Contemporary World Music

Contemporary World Music will contain 50,000 tracks that delivers the sounds of all regions from every continent. The database will contain important genres such as reggae, world beat, neo-traditional, world fusion, Balkanic jazz, African film, Bollywood, Arab swing and jazz, and other genres such as traditional music - Indian classical, fado, flamenco, klezmer, zydeco, gospel, gagaku, and more. This database is a complementary database to Smithsonian Global Sound for Libraries. It includes a blend of contemporary and traditional world music recordings from many labels throughout the world. The focus is concentrated on contemporary genres, such as fusion and world beat. Users can trace the history of a people’s music by comparing the traditional styles with the modern interpretations offered in this database. Many of the titles are encyclopedic in their breadth of coverage. The Voice of the People from the Topic label, a 20-volume series of English, Irish, Scottish and Welsh traditional music, is here in its entirety, as will be the Passage to India Series from Navras. Liner notes to all the albums are included (in PDF format) as well as static URLs to each track and album in the database.

American Song

American Song is a database that will contain 50,000 tracks of music from America’s past. The database will include songs by and about American Indians, miners, immigrants, slaves, children, pioneers, and cowboys. Included in the database are the songs of Civil Rights, political campaigns, Prohibition, the Revolutionary War, the Civil War, anti-war protests and more.

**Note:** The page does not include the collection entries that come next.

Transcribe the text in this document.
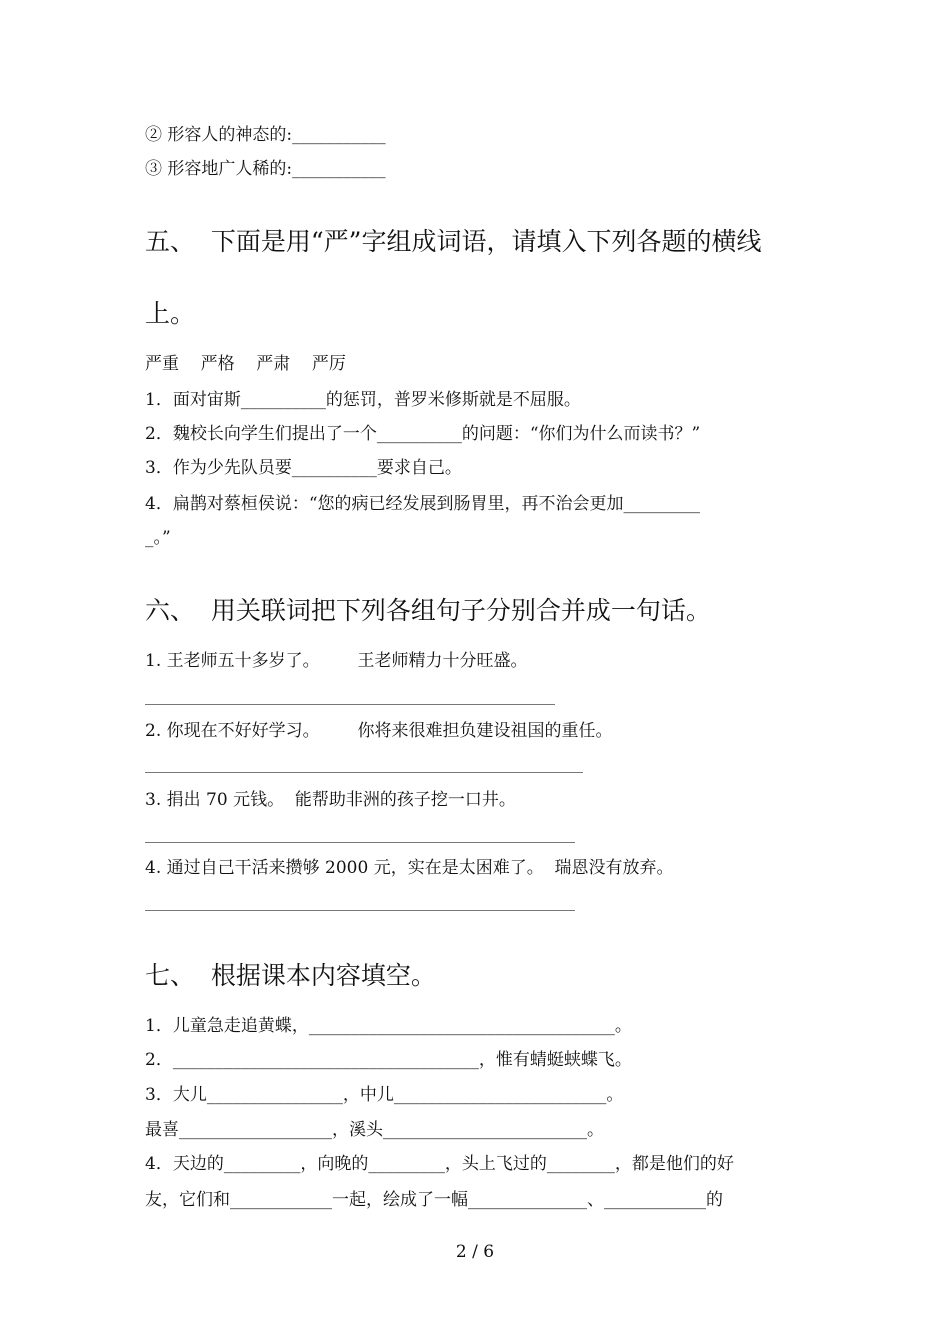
② 形容人的神态的:___________
③ 形容地广人稀的:___________
五、  下面是用“严”字组成词语，请填入下列各题的横线
上。
严重    严格    严肃    严厉
1．面对宙斯__________的惩罚，普罗米修斯就是不屈服。
2．魏校长向学生们提出了一个__________的问题：“你们为什么而读书？”
3．作为少先队员要__________要求自己。
4．扁鹊对蔡桓侯说：“您的病已经发展到肠胃里，再不治会更加_________
_。”
六、  用关联词把下列各组句子分别合并成一句话。
1. 王老师五十多岁了。       王老师精力十分旺盛。
2. 你现在不好好学习。       你将来很难担负建设祖国的重任。
3. 捐出 70 元钱。  能帮助非洲的孩子挖一口井。
4. 通过自己干活来攒够 2000 元，实在是太困难了。  瑞恩没有放弃。
七、  根据课本内容填空。
1．儿童急走追黄蝶，____________________________________。
2．____________________________________，惟有蜻蜓蛱蝶飞。
3．大儿________________，中儿_________________________。
最喜__________________，溪头________________________。
4．天边的_________，向晚的_________，头上飞过的________，都是他们的好
友，它们和____________一起，绘成了一幅______________、____________的
2 / 6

American Song will focus on American roots music and pre-1960 American popular music but it also encompasses the great American musical genres including country, folk, bluegrass, Western, old time, American Indian, blues, gospel, and shape note singing - combined with powerful recordings by artists such as Woody Guthrie, Pete Seeger, Lead Belly, Sleepy LaBeef, the New Lost City Ramblers, Otis Clay, Shawn Colvin, The Lilly Brothers, Merle Travis, and many others. Liner notes to all the albums are included (in PDF format) as well as static URLs to each track and album in the database. Future additions include music from King/Starday Records with content added on a regular basis.